The Cilium project uses eBPF to provide Kubernetes network security and observability. Tracee is an eBPF-based runtime security tool that detects abnormal behavior using kernel-level events.

Here‘s a simple eBPF program in Python to detect execution of a specific syscall (e.g. exec):

from bcc import BPF
bpf_text = """
int kprobe__sys_execve(struct pt_regs *ctx, const char __user *filename) {
    bpf_trace_printk("Exec called: %s\\n", filename);
    return 0;
};
"""
b = BPF(text=bpf_text)
b.trace_print()

Confidential Computing

Confidential computing is an emerging paradigm that uses hardware-based trusted execution environments (TEEs) to protect data in use.

TEEs like Intel SGX, AMD SEV, and AWS Nitro Enclaves create an encrypted memory region that is inaccessible to the host OS and hypervisor. This allows running sensitive workloads in the cloud without exposing data to the underlying infrastructure.

Confidential computing can help mitigate the impact of container escape vulnerabilities by preventing access to memory outside the TEE. The Asylo framework provides tools for running containers inside Intel SGX enclaves.

Conclusion

Container security is a complex but critical discipline.

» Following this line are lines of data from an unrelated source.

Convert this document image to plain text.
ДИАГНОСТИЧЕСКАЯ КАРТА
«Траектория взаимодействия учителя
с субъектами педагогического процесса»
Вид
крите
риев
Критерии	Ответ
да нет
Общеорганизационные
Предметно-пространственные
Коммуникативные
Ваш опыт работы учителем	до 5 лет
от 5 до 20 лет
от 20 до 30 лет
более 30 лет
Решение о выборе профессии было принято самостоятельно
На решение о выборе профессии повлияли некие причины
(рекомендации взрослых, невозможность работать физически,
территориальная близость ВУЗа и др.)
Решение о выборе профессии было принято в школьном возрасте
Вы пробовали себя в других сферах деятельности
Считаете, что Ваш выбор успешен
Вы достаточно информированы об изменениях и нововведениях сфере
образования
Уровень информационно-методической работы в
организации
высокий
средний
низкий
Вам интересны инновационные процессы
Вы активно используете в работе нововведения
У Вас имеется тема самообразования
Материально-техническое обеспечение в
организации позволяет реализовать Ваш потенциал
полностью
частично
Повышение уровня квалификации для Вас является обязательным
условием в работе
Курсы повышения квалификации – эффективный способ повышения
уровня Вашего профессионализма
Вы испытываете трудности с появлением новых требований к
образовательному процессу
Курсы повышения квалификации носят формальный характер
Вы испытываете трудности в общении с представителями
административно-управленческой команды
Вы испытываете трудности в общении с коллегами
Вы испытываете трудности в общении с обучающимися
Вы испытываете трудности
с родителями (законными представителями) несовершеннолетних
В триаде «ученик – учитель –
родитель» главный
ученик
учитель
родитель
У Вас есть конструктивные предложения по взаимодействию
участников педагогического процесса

As a full-stack developer, it‘s important to understand the unique risks posed by containers and how to mitigate them through a combination of proactive engineering and reactive detection and response.

This post covered the most common types of container vulnerabilities, techniques for identifying them, and best practices for remediation. It also explored some cutting-edge technologies shaping the future of container security.

While there‘s no silver bullet, following the guidance outlined here can help reduce your container attack surface and keep your applications safe. Container security is a shared responsibility—by working together, developers, operations, and security teams can reap the benefits of containerization without putting the organization at risk.